Após uma quinta-feira de relativa tranquilidade, quando os principais mercados financeiros apresentaram resultados pouco negativos ou até positivos, a sexta-feira foi tumultuada na Ásia e não está sendo diferente na Europa e, agora, nas Américas.

Hoje a bolsa do Japão fechou em queda de 9,6%, somando 24% de perdas só nesta semana. A situação japonesa foi agravada pelo anúncio da falência da seguradora Yamato Life Insurance, de capital fechado.

Neste momento, a Bovespa opera em queda de 5,99%, enquanto o dólar está sendo negociado a R$ 2,29, alta de 4% em relação ao fechamento de ontem (R$ 2,20). O euro está praticamente estável (US$ 1,356) e a libra, em ligeira alta (US$ 1,713). Provavelmente estas moedas estejam próximas do fechamento do dia, assim como as bolsas européias, que apresentam forte queda (Espanha -6,77%, Frankfurt -5,62, Paris -5,51%, Londres -6,89%).

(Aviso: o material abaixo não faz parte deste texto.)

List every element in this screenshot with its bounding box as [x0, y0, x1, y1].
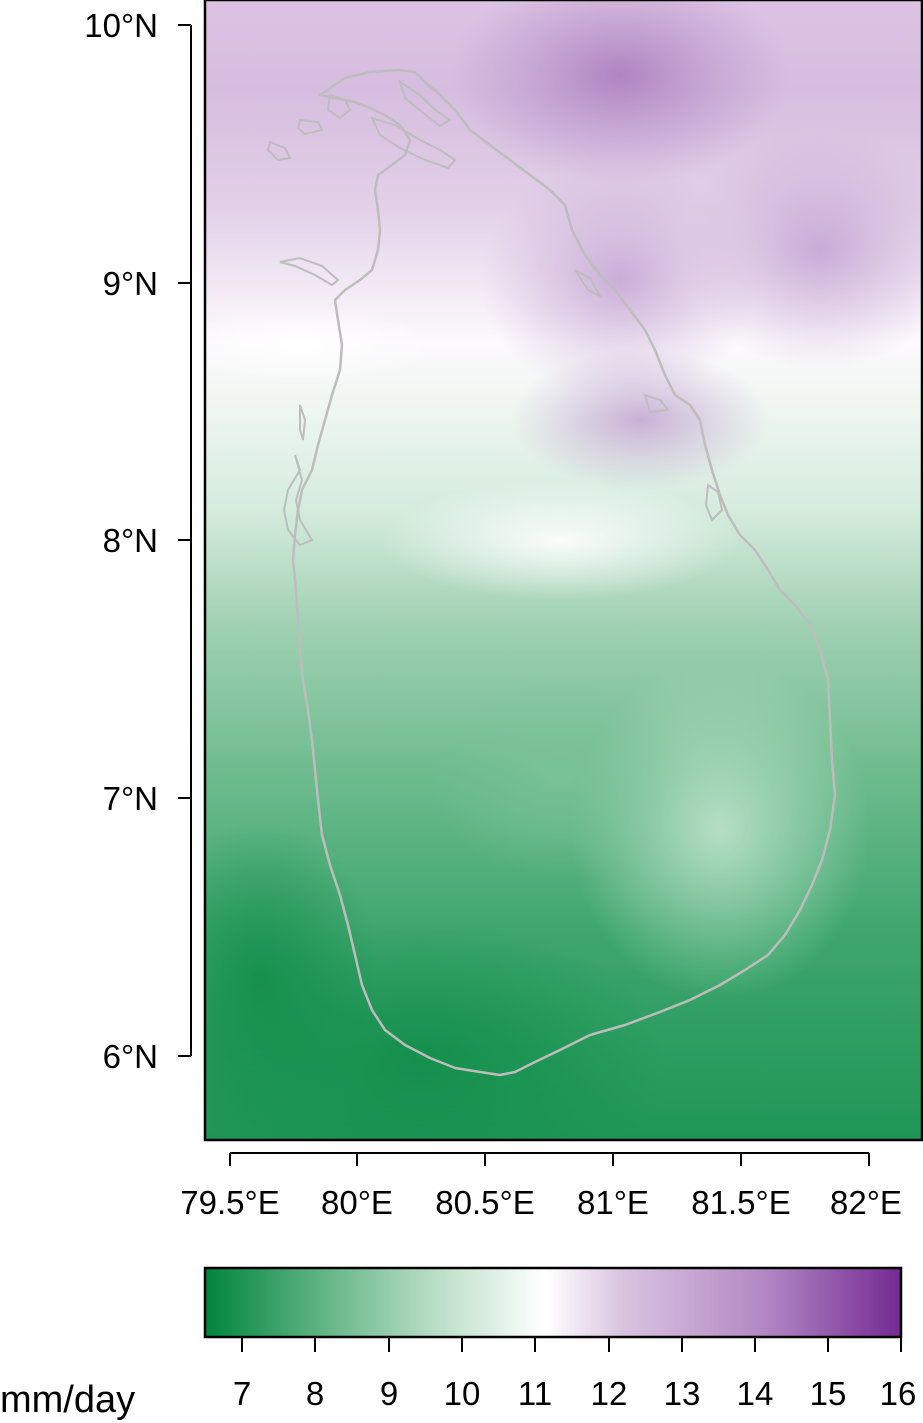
- coastline-detail: [643, 393, 670, 414]
- colorbar-tick-label: 15: [810, 1375, 847, 1412]
- latitude-axis: 10°N 9°N 8°N 7°N 6°N: [84, 7, 192, 1075]
- coastline-detail: [266, 140, 292, 162]
- lon-tick-label: 81°E: [577, 1184, 649, 1221]
- field-region: [205, 820, 380, 1140]
- colorbar-tick-label: 9: [380, 1375, 398, 1412]
- coastline-detail: [282, 454, 314, 547]
- lon-tick-label: 80°E: [321, 1184, 393, 1221]
- colorbar-tick-label: 14: [737, 1375, 774, 1412]
- lon-tick-label: 80.5°E: [435, 1184, 534, 1221]
- lat-tick-label: 6°N: [103, 1038, 158, 1075]
- coastline-detail: [326, 93, 352, 120]
- lat-tick-label: 8°N: [103, 522, 158, 559]
- field-region: [380, 480, 740, 600]
- field-max-region: [450, 0, 790, 185]
- colorbar: 7 8 9 10 11 12 13 14 15 16 mm/day: [0, 1266, 917, 1421]
- colorbar-tick-label: 8: [306, 1375, 324, 1412]
- lat-tick-label: 9°N: [103, 265, 158, 302]
- coastline-detail: [279, 256, 340, 287]
- colorbar-unit-label: mm/day: [0, 1379, 135, 1421]
- coastline-detail: [704, 483, 724, 522]
- colorbar-tick-label: 11: [518, 1375, 552, 1412]
- lon-tick-label: 81.5°E: [691, 1184, 790, 1221]
- map-panel: [205, 0, 922, 1140]
- coastline-detail: [299, 404, 307, 441]
- colorbar-tick-label: 13: [664, 1375, 701, 1412]
- coastline-outline: [291, 68, 837, 1077]
- field-region: [510, 350, 770, 490]
- coastline-detail: [370, 116, 457, 170]
- colorbar-tick-label: 16: [880, 1375, 917, 1412]
- longitude-axis: 79.5°E 80°E 80.5°E 81°E 81.5°E 82°E: [180, 1152, 902, 1221]
- field-region: [205, 305, 440, 385]
- colorbar-ramp: [203, 1266, 903, 1339]
- lat-tick-label: 7°N: [103, 780, 158, 817]
- colorbar-tick-label: 10: [444, 1375, 481, 1412]
- coastline-detail: [574, 269, 603, 299]
- colorbar-tick-label: 7: [233, 1375, 251, 1412]
- colorbar-tick-label: 12: [591, 1375, 628, 1412]
- lat-tick-label: 10°N: [84, 7, 158, 44]
- lon-tick-label: 79.5°E: [180, 1184, 279, 1221]
- map-frame: [203, 0, 923, 1142]
- lon-tick-label: 82°E: [830, 1184, 902, 1221]
- coastline-detail: [398, 79, 452, 128]
- field-region: [680, 130, 922, 370]
- field-region: [430, 680, 690, 880]
- coastline-detail: [296, 118, 324, 136]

Dow Jones abriu há pouco, a -3,86%.

Mais informações, no PLANTÃO DO CABEÇA, a qualquer momento. :D





Mais um dia de cão

8 10 2008

Algumas notícias de ontem e hoje:

– Estados Unidos e Europa fazem corte conjunto de 0,5% na taxa básica de juros

– Reino Unido anuncia 50 bilhões de libras para auxiliar o sistema financeiro

– Banco Central da China corta juro e reduz compulsório

Resultado:

Dólar sobe 6%, a DOIS REAIS E QUARENTA E CINCO CENTAVOS, na abertura do mercado de câmbio, nesta quarta-feira.

Neste momento (10:15), continua igual.

Segundo o Grande Timoneiro, o problema era dos outros.